The largest ever global study of tuberculosis has identified all the mutations conferring resistance to approved antimicrobials, setting the scene for more rational use of drugs, increasing mechanistic understanding of how Mycobacterium tuberculosis develops resistance to antibiotics and pointing to new drug targets.
The Comprehensive Resistance Prediction for Tuberculosis International Consortium (CRyPTIC) analyzed 15,211 M. tuberculosis samples from 27 countries on 5 continents. Using a new quantitative test for drug resistance and a new approach to identifying all the mutations in a sample of drug-resistant TB bacteria, the project generated a dataset that was then used to quantify how each mutation reduced the effectiveness of 13 antimicrobial drugs.
"This innovative, large-scale, international collaboration has enabled us to create possibly the most comprehensive map yet of the genetic changes responsible for drug resistance in tuberculosis," said Derrick Crook, professor of microbiology at the University of Oxford, who led the project.
A series of nine new preprint manuscripts, each documenting a different aspect of the CRyPTIC project, was published on the bioRxiv and medRxiv preprint servers on October 19.
The CRyPTIC dataset is expected to improve treatment of tuberculosis through a precision medicine approach that uses a genomics-based method for assessing susceptibility of an individual infection to a specific drug.
That would replace the culture-based testing, which currently is used to assess minimum inhibitory concentrations (MIC) at which a drug will be effective. Although still the reference standard for most drugs, it can take over a month to complete culture-based testing, which requires expensive, complex laboratory capacity.
Working from the catalogue of resistance-associated mutations, the researchers developed a machine learning system for predicting susceptibility from whole genome sequences for each of the 13 drugs.
"The ultimate goal is to achieve a sufficiently accurate genetic prediction of resistance to most antituberculosis drugs, so that whole genome sequencing can replace culture-based drug susceptibility testing for TB," Crook said.
The dataset, which is now publicly available, can be used to scan the M. tuberculosis genome for mutations that were not previously known to cause drug resistance. It also makes it possible to assess how individual mutations and combinations of mutations are related, not just to broad mechanisms of resistance -- or of susceptibility -- to a particular drug, but also to minor changes in how a drug works.
While the resistance mechanisms are already well understood for some drugs, others were not, particularly in the case of new and repurposed drugs.

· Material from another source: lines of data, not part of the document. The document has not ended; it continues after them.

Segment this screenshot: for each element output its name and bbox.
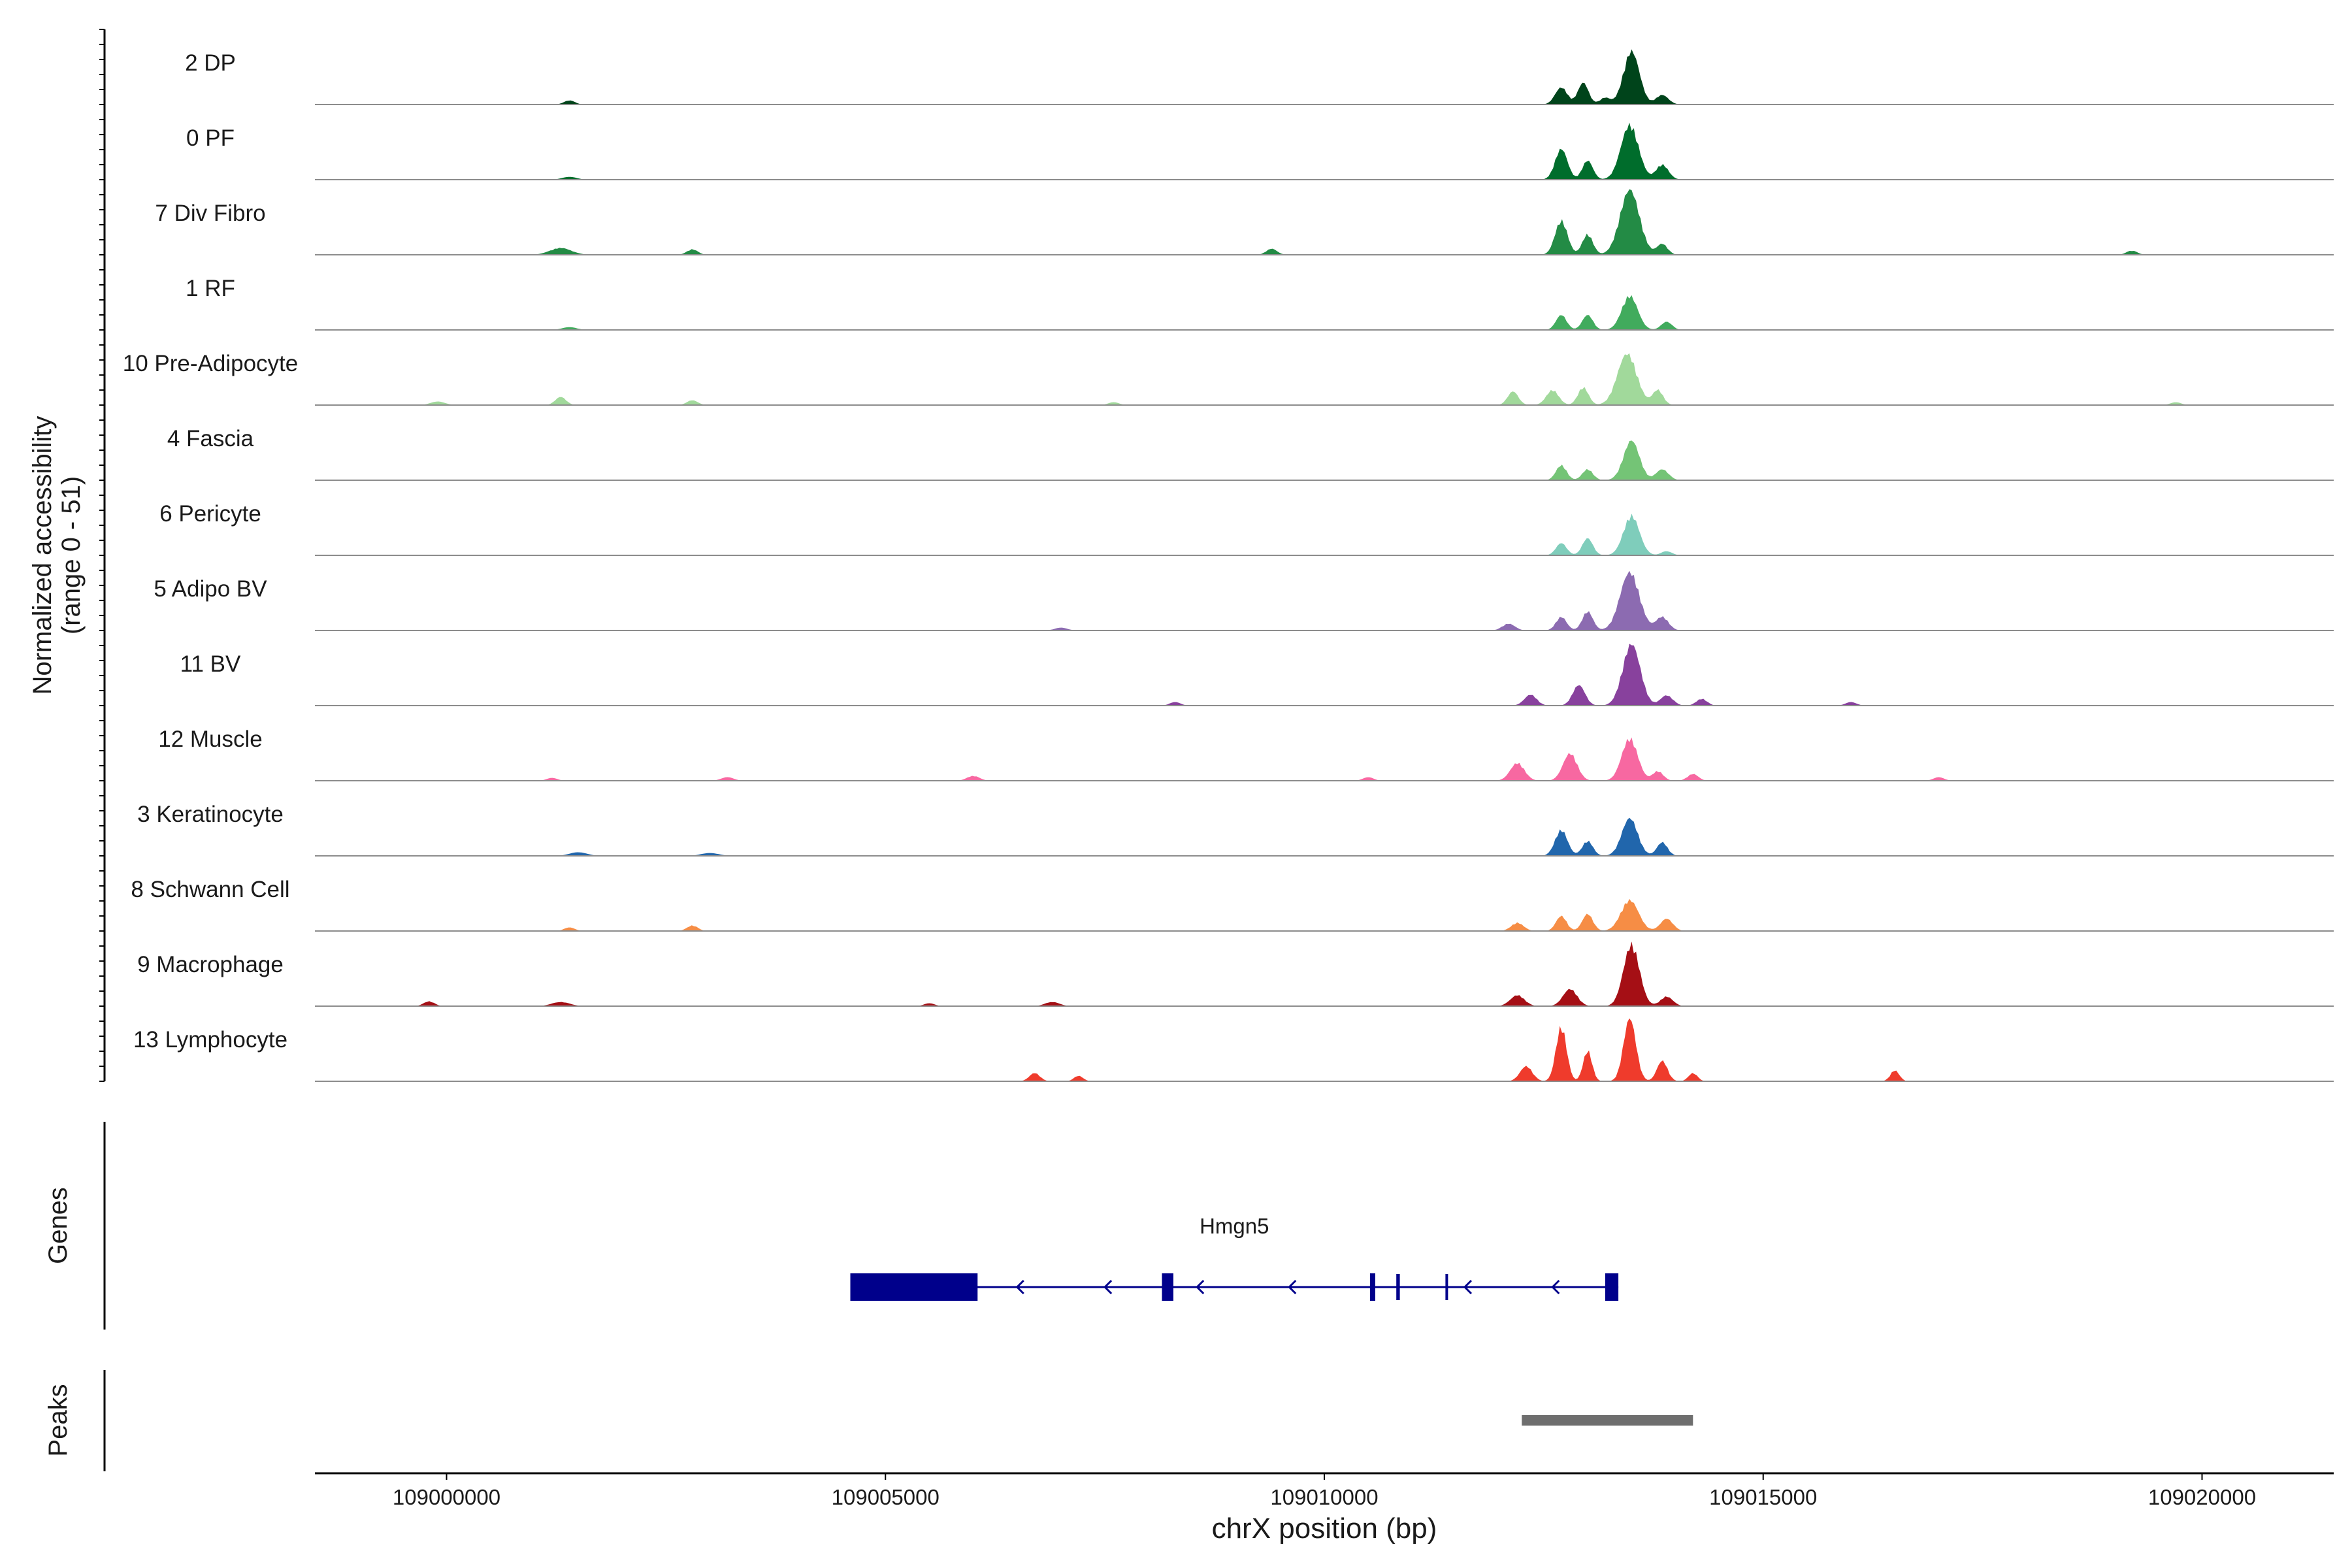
coverage-area (315, 514, 2334, 555)
strand-arrow (1463, 1279, 1473, 1295)
coverage-area (315, 189, 2334, 255)
coverage-area (315, 295, 2334, 330)
x-tick-label: 109010000 (1270, 1485, 1378, 1509)
gene-name-label: Hmgn5 (1200, 1214, 1269, 1238)
strand-arrow (1551, 1279, 1560, 1295)
tracks-layer: 2 DP 0 PF 7 Div Fibro 1 RF 10 Pre-Adipocyte 4… (123, 49, 2334, 1082)
peak-regions (1522, 1415, 1693, 1426)
track-11: 3 Keratinocyte (137, 802, 2334, 857)
gene-exon (1162, 1273, 1173, 1301)
track-label: 4 Fascia (167, 426, 254, 451)
gene-model: Hmgn5 (850, 1214, 1619, 1301)
strand-arrow (1288, 1279, 1297, 1295)
peaks-panel-label: Peaks (44, 1384, 73, 1456)
track-label: 11 BV (180, 651, 241, 677)
x-axis-label: chrX position (bp) (1212, 1512, 1437, 1544)
coverage-area (315, 440, 2334, 480)
track-3: 7 Div Fibro (155, 189, 2334, 255)
track-5: 10 Pre-Adipocyte (123, 351, 2334, 406)
strand-arrow (1103, 1279, 1113, 1295)
y-axis-label-line1: Normalized accessibility (28, 416, 57, 695)
gene-exon (1605, 1273, 1619, 1301)
coverage-area (315, 941, 2334, 1006)
track-2: 0 PF (186, 122, 2334, 180)
track-12: 8 Schwann Cell (131, 877, 2334, 932)
track-9: 11 BV (180, 644, 2334, 706)
strand-arrow (1015, 1279, 1024, 1295)
track-7: 6 Pericyte (159, 501, 2334, 556)
peak-region-bar (1522, 1415, 1693, 1426)
track-label: 12 Muscle (158, 727, 263, 752)
track-label: 1 RF (186, 276, 235, 301)
coverage-area (315, 737, 2334, 781)
track-label: 8 Schwann Cell (131, 877, 289, 902)
track-label: 7 Div Fibro (155, 201, 265, 226)
track-label: 13 Lymphocyte (133, 1027, 287, 1053)
coverage-area (315, 898, 2334, 931)
gene-exon (1445, 1274, 1448, 1300)
coverage-area (315, 49, 2334, 105)
track-label: 5 Adipo BV (154, 576, 267, 602)
track-4: 1 RF (186, 276, 2334, 331)
gene-exon (1369, 1273, 1375, 1301)
coverage-area (315, 122, 2334, 180)
track-label: 10 Pre-Adipocyte (123, 351, 298, 376)
track-13: 9 Macrophage (137, 941, 2334, 1007)
x-tick-label: 109000000 (393, 1485, 500, 1509)
track-label: 6 Pericyte (159, 501, 261, 527)
track-label: 3 Keratinocyte (137, 802, 284, 827)
track-14: 13 Lymphocyte (133, 1018, 2334, 1082)
track-6: 4 Fascia (167, 426, 2334, 481)
track-label: 0 PF (186, 125, 235, 151)
track-10: 12 Muscle (158, 727, 2334, 781)
track-1: 2 DP (185, 49, 2334, 105)
x-tick-label: 109005000 (832, 1485, 939, 1509)
track-label: 2 DP (185, 50, 236, 76)
x-tick-label: 109020000 (2148, 1485, 2256, 1509)
coverage-area (315, 570, 2334, 630)
x-tick-label: 109015000 (1709, 1485, 1817, 1509)
coverage-area (315, 817, 2334, 856)
strand-arrow (1196, 1279, 1205, 1295)
coverage-area (315, 1018, 2334, 1081)
coverage-y-ticks (99, 29, 105, 1082)
y-axis-label-line2: (range 0 - 51) (57, 476, 86, 634)
gene-exon (1396, 1274, 1400, 1300)
track-8: 5 Adipo BV (154, 570, 2334, 631)
x-axis-ticks: 109000000 109005000 109010000 109015000 1090… (393, 1473, 2256, 1509)
coverage-area (315, 644, 2334, 706)
coverage-area (315, 353, 2334, 405)
gene-exon (850, 1273, 978, 1301)
track-label: 9 Macrophage (137, 952, 284, 977)
genes-panel-label: Genes (44, 1187, 73, 1264)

The researchers assessed the MIC at which the 13 drugs inhibited the growth of the large collection of M. tuberculosis samples and then performed genome-wide association studies on resistant samples to plot resistance phenotypes.
The research found previously uncataloged variants associated with resistance for all the drugs.
The 13 drugs were the first-line therapies ethambutol, isoniazid and rifampicin; second-line drugs amikacin, ethionamide, kanamycin, levofloxacin, moxifloxacin and rifabutin; and the new and repurposed drugs bedaquiline, clofazimine, delamanid and linezolid.
The resistant phenotype distributions differed between the drugs, with low numbers of resistant isolates for the new and repurposed drugs, which have not yet been widely used in tuberculosis treatment. The GWAS uncovered 66 isolates resistant to bedaquiline, 97 resistant to clofazimine, 77 resistant to delamanid and 67 resistant to linezolid.
Some variants were identified in novel genes, some were novel variants in known genes, and some were known variants. For example, among genes that are known to confer resistance to antimicrobial drugs, the researchers identified uncataloged variants in gyrB, the subunit of DNA gyrase, associated with levofloxacin and moxifloxacin resistance.
The machine learning system made it possible to identify combinations of mutations that are correlated with different forms of drug resistance.
Previously uncataloged variants are important because they could improve resistance prediction and shed light on underlying resistance mechanisms. The mutations could be de novo, or it may be that they have previously been implicated in resistance but there was not enough evidence for them to be catalogued.
The researchers have drawn up a list of the 20 genes that are most relevant to the development of resistance for each of the 13 drugs. They say the CRyPTIC dataset covers every resistance-causing mutation in M. tuberculosis and that it will be kept updated as new mutations emerge.